Gold vs Bitcoin 2025: Central Banks Drive Gold Rally Over BTC
Gold vs Bitcoin has reversed in 2025. Gold has rallied over 50% since January, driven by record central bank demand. Global net purchases topped 1,045 tonnes in Q2, lifting central banks’ share of total demand from under 10% to 20%. Emerging buyers such as Poland, Kazakhstan and China led the surge amid geopolitical risks and falling dollar confidence.
Bitcoin (BTC) gained only 15% in 2025. Its correlation with Nasdaq tech stocks rose to 0.5, while the link to gold weakened. The approval of US spot Bitcoin ETFs has tied BTC performance to Fed policy and dollar liquidity, making Bitcoin behave more like a risk asset.
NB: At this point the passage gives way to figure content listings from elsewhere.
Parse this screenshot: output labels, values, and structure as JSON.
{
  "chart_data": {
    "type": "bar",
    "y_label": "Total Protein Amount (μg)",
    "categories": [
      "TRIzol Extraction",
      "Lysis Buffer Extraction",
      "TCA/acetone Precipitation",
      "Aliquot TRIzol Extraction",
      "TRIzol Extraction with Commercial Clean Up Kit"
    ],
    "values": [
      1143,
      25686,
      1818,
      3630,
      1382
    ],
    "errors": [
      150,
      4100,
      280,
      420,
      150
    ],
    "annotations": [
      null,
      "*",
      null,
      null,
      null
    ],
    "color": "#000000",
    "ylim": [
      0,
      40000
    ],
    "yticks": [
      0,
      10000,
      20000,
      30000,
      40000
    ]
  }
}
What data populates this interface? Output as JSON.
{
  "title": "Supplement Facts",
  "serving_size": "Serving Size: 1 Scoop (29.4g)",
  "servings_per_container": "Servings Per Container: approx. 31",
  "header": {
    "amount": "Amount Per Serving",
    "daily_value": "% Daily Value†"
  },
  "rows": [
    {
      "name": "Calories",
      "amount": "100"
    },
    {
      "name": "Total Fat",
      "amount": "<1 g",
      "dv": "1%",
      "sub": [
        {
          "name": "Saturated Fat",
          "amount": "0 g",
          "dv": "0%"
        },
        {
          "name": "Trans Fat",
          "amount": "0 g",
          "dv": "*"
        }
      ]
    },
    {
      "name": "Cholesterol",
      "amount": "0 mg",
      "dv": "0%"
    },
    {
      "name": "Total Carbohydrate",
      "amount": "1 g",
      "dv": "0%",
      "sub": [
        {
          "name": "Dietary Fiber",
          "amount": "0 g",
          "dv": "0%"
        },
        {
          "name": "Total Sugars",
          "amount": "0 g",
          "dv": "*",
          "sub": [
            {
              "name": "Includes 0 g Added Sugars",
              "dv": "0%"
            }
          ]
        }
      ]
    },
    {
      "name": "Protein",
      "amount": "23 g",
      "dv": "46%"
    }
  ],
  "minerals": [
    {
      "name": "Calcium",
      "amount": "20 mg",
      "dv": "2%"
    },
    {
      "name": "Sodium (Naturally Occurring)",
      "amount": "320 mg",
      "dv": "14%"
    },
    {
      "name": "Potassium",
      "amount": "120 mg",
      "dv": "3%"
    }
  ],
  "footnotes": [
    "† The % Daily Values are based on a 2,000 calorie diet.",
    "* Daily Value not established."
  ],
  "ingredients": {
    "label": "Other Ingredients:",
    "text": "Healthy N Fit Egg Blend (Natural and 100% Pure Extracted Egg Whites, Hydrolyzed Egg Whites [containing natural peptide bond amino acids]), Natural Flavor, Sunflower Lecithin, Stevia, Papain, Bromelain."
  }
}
Despite the divergence, Gold vs Bitcoin remain complementary stores of value. Gold offers long-term stability. Bitcoin provides portability and rapid transfers in extreme scenarios. Traders may allocate between gold and Bitcoin to diversify portfolios. Watching central bank buying, dollar strength and ETF flows is key to navigating the Gold vs Bitcoin dynamic.
Bearish
Gold’s strong 50% rally in 2025, driven by record central bank purchases, highlights a shift in capital allocation away from Bitcoin. Bitcoin’s muted 15% gain and rising correlation to Nasdaq stocks underscore its growing status as a risk asset tied to Federal Reserve policy and dollar liquidity. In the short term, this dynamic may exert bearish pressure on Bitcoin prices as investors seek safe-haven assets. Over the long term, Bitcoin retains advantages in portability and may benefit if physical gold logistics constrain, but the current emphasis on central bank demand and dollar trends points to continued underperformance relative to gold. Therefore, the overall impact on Bitcoin is bearish.